INSTITUTO DE FILOSOFIA E CIÊNCIAS HUMANAS

CURSO DE GRADUAÇÃO EM HISTÓRIA

RELATÓRIO E ANÁLISE FILME: “O NOME DA ROSA”

ISABELLA DE SOUZA TAVARES – MATRÍCULA: 2015.1.02759.11

DISCLIPLINA: HISTÓRIA DA IDADE MÉDIA

PROF. MARTA SILVEIRA

RIO DE JANEIRO

2016
Ficha técnica do filme: O nome da Rosa foi produzido em 1986, dirigido por Jean-
Jacques Annaud, baseado na obra de Umberto Eco de mesmo nome lançado em
1980.

O romance de Umberto Eco e posteriormente o filme são obras muito


importantes que ilustram uma época muito significativa da Idade Média. A figura
nociva da mulher, a divergências entre as ordens religiosas, o temor do apocalipse e a
inquisição são temas que podemos ver claramente ao longo do filme. São obras de valor
cultural muito grande que nos auxiliam no estudo da história.

Tudo que vemos no filme se relaciona de forma direta com o que estudamos e
saindo de uma ótica leiga conseguimos perceber e analisar historicamente todas as
questões abordadas. Há no filme uma crítica muito clara a cerca da Igreja e de sua
doutrina através do personagem William de Baskerville, que é o monge franciscano
chamado para resolver o mistério do mosteiro através de métodos que se utilizam da
razão. William representa no filme um pensamento mais inclinado ao humanismo e a
razão, pensamento esse que é criticado por alguns monges durante o filme. Essa
oposição de luz e sombra está presente em todo o filme, mas é importante ressaltar que
William faz parte da Igreja mesmo com esse pensamento, representando uma crise que
demanda mudança pela qual a Igreja passa durante três séculos. É importante também
perceber que as duas visões populares a cerca da Idade Média estão presentes no filme,
mas precisamos ter em mente que a Idade Média foi uma época singular e que não
podemos deixar que nossa cultura ou nosso tempo nos influencie quando a analisamos.

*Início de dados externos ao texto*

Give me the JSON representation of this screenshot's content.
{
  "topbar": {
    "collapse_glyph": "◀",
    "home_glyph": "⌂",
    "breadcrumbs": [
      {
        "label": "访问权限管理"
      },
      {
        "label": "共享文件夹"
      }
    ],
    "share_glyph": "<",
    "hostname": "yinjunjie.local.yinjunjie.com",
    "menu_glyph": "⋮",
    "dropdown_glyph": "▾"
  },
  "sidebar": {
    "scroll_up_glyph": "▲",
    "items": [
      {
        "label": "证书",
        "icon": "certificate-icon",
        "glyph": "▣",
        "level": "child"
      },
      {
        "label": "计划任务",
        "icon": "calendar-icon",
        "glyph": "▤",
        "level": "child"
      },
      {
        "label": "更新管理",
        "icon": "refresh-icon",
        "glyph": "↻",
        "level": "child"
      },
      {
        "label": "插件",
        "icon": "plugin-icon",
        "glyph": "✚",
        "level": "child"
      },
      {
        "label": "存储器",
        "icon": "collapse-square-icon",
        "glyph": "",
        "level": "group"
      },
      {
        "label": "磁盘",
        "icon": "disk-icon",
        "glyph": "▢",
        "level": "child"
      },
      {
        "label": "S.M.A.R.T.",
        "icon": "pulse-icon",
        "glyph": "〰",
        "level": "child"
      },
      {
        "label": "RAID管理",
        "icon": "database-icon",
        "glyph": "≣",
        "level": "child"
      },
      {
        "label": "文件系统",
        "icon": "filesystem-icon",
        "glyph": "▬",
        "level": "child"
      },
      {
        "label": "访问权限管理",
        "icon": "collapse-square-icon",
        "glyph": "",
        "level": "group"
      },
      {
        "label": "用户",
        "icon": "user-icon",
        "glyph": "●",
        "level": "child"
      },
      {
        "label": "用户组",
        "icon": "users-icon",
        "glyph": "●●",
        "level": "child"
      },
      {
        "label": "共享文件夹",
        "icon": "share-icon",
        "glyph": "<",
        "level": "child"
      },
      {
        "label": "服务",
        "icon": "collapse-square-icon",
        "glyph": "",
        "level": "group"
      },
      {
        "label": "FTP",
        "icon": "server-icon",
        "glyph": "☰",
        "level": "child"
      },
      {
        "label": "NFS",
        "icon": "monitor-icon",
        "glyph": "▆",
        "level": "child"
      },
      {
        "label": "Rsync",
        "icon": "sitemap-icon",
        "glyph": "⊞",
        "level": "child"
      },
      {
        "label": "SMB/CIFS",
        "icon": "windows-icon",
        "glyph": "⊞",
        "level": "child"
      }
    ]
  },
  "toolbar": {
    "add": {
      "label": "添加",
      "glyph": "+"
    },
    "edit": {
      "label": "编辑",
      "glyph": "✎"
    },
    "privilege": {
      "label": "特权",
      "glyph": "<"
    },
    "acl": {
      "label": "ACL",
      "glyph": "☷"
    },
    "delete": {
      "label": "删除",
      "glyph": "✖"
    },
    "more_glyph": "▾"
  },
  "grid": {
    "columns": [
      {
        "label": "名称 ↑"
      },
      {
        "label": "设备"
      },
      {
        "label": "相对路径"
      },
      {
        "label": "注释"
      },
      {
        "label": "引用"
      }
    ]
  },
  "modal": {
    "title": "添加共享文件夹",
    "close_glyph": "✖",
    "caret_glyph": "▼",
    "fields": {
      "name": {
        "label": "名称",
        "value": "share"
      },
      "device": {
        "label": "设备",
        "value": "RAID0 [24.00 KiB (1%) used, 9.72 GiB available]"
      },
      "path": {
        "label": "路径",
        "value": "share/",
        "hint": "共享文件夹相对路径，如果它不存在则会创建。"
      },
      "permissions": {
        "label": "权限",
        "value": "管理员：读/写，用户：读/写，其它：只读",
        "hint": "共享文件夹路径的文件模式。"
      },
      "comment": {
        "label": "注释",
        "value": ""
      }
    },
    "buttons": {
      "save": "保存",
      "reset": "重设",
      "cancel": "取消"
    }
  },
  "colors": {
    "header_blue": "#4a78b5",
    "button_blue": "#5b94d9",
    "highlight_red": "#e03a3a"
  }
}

Na análise das cenas vamos poder aprofundar um pouco mais as questões citadas
e perceber como elas se interligam de forma muito intensa entre elas e com aquilo que
estudamos. É claro, que sempre tendo em mente a singularidade desse período e livre de
etnocentrismo.

ANÁLISE DAS CENAS

Cena 1 e 2: “Quando uma fêmea por natureza tão perversa torna-se tão sublime por
santidade, então ela pode ser um nobre veículo da graça.”, “A mulher se apodera da
alma do homem” e “Mais amarga que a morte é a mulher”

Logo nos dez primeiros minutos do filme essa cena vem à tona. William e Adso estão
junto de um monge mais velho, que olha para uma imagem que parece ser de Maria e
seu filho nos braços sendo alimentado. Fica muito evidente o desprezo pela figura da
mulher e principalmente por seu corpo, dado os prazeres carnais aos quais os homens se
entregavam, inclusive os monges (que se aproveitavam de mulheres pobres fazendo-as
se prostituírem por comida).
No filme algumas falas são dirigidas as mulheres e sua perversidade, como por
exemplo, na cena em que Adso conta a seu mestre sobre sua relação carnal junto a uma
mulher. São proferidas frases como: “A mulher se apodera da alma do homem” e
“Mais amarga que a morte é a mulher”. No contexto histórico no qual o filme se insere
é muito interessante a reflexão acerca do que a mulher representava naquela sociedade,
sobretudo para a Igreja. Podemos dizer que a mulher representava um perigo e que ela
era naturalmente nociva a santidade dos homens. Houve uma demonização da mulher
por parte da Igreja, devido às escrituras do antigo testamento. Tanto que a caça às
bruxas na Inquisição ilustram o perigo que as mulheres representavam para a Igreja, sua
sabedoria sobre a natureza muitas vezes era considerada bruxaria. Portanto, não só o
corpo da mulher e seu sexo eram temidos, mas muitas vezes sua sabedoria também. É
importante ressaltar que não foi a Igreja propriamente que criou o machismo, mas
havemos de convir que a Igreja é uma instituição patriarcal assim como a sociedade da
época, então difundir uma imagem distorcida e demonizada da mulher não foi uma
tarefa difícil.

Cena 3: “Um monge não deve rir! Só os tolos riem à toa! (…) O riso é um
evento demoníaco que deforma as linhas do rosto e faz os homens parecerem macacos”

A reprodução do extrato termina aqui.